By Kayla Casavant | The Duquesne Duke
A late night cup of coffee can confuse your body’s ability to tell time, according to a recent study from the University of Colorado, Boulder.
Kenneth Wright, a professor of Integrative Physiology at UC-Boulder, tested the effects of caffeine on the body’s ability to produce melatonin, the hormone that causes sleepiness.
He found that consuming coffee delays production of melatonin for at least two hours and tells the body to sleep in the next morning beyond it’s usual time.
For many Duquesne students, this is a familiar effect.
April Ngo, a sophomore, integrated marketing communications and music major, said she occasionally drinks coffee late at night.
“I try not to,” Ngo said,“but sometimes I have to stay up and study.”
Ngo said that when she tries to sleep after drinking coffee at night, she feels “jittery” and called late-night caffeine “a vicious cycle.”
“You wake up the next day and you can’t focus on anything because you’re exhausted,” Ngo said. “Then you drink more coffee.”
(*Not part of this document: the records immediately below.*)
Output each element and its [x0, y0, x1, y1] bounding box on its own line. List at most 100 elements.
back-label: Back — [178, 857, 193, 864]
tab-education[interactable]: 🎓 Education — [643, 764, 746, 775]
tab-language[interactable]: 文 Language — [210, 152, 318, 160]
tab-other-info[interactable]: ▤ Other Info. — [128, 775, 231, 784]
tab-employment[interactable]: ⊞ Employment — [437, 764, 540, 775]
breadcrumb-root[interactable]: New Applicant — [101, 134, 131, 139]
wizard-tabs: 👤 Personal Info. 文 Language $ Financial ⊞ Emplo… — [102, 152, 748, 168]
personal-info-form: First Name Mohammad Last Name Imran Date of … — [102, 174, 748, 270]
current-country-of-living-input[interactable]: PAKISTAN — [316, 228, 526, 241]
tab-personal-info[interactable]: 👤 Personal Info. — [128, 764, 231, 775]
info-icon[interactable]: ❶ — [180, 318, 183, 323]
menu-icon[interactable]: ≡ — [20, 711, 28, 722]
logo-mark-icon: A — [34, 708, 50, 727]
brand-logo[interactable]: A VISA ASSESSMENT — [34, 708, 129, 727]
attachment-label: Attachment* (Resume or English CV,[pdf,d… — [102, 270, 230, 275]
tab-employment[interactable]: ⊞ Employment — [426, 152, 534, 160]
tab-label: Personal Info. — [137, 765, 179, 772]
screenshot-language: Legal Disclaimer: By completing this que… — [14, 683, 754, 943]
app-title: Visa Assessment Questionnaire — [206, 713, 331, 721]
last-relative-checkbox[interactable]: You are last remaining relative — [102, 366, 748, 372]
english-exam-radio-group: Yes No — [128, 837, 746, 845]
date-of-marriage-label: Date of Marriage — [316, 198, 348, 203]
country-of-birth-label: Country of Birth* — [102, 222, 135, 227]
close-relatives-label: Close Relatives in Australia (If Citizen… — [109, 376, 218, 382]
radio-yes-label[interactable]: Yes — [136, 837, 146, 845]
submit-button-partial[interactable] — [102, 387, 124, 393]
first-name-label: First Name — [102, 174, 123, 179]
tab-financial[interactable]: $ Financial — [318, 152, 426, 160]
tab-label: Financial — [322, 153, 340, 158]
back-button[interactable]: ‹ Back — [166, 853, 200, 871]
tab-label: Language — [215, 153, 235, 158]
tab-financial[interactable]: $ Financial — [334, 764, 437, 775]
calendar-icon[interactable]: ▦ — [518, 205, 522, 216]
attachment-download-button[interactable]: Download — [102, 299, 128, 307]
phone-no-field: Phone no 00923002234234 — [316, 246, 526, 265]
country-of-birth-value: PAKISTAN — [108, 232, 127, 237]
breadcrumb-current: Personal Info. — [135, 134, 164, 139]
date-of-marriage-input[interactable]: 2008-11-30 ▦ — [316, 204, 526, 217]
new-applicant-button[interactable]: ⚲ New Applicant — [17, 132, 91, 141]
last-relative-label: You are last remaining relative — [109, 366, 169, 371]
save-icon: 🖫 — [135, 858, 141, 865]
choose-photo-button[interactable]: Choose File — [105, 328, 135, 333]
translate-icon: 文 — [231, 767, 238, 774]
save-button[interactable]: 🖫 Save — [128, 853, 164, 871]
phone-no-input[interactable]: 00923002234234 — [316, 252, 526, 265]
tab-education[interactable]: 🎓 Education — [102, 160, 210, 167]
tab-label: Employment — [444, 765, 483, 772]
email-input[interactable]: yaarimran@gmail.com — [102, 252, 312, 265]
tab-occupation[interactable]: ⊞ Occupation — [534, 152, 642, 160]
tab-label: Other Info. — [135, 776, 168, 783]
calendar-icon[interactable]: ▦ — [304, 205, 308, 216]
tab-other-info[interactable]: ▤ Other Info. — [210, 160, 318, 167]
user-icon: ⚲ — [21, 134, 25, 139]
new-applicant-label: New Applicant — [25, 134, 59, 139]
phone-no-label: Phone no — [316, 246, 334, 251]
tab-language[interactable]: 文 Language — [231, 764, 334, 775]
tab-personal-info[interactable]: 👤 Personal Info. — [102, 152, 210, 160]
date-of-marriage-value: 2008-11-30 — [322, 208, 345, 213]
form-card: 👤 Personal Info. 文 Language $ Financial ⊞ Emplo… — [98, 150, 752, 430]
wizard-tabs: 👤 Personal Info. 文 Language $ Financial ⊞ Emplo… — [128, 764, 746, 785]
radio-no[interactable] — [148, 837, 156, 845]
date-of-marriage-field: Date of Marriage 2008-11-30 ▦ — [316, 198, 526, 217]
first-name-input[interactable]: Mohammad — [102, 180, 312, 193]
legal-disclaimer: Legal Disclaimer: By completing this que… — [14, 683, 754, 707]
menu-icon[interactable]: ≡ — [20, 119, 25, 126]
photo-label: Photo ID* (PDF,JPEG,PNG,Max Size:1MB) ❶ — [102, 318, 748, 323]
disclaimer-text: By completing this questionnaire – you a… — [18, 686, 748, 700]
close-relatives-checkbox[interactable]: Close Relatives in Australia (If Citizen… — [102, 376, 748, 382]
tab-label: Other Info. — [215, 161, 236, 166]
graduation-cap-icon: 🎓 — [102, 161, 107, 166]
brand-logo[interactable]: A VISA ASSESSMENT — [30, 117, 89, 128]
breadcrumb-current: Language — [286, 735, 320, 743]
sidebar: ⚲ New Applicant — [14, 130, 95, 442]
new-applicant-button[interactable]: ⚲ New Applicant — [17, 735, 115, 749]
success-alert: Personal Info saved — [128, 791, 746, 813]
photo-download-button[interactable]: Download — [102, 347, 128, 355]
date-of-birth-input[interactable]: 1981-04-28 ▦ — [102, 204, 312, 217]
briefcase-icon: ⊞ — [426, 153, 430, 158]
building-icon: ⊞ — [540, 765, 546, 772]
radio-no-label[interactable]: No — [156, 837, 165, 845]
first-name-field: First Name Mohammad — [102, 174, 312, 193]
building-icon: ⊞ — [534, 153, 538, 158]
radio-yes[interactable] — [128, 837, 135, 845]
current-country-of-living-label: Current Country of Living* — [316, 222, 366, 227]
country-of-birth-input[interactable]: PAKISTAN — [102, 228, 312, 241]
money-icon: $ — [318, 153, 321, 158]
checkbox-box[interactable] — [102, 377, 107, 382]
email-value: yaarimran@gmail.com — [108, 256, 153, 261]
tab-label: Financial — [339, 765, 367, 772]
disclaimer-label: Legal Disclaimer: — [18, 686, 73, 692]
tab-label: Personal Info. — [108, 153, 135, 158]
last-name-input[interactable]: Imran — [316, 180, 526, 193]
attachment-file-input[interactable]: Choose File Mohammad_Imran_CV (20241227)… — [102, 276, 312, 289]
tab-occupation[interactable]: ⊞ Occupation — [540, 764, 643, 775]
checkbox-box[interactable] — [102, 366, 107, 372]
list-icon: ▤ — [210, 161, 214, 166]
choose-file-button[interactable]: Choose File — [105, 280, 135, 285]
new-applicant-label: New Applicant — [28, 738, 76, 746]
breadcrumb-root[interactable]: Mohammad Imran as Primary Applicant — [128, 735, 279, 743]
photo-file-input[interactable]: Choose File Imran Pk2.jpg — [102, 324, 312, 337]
In the study, Wright found that confusing the body’s inner sense of time, called the “circadian rhythm,” can have adverse effects on the brain, the liver, fat cells and muscles.
Wright explained that previously, nobody had really tested this question.”
Jill Power, a junior multiplatform journalism major, said she had to cut back on her late night coffee consumption because it was having poor effects on her physical health.
“I am less anxious and I sleep better [now],” Power said.
Freshman Vincente Zamarria, of Pittsburgh, said he often drinks coffee at night in order to stay alert when doing homework or studying.
“It usually results in me staying up way too late” Zamarria said.
Zamarria added that he often finds himself too tired to focus on the quiz for which he stayed up studying.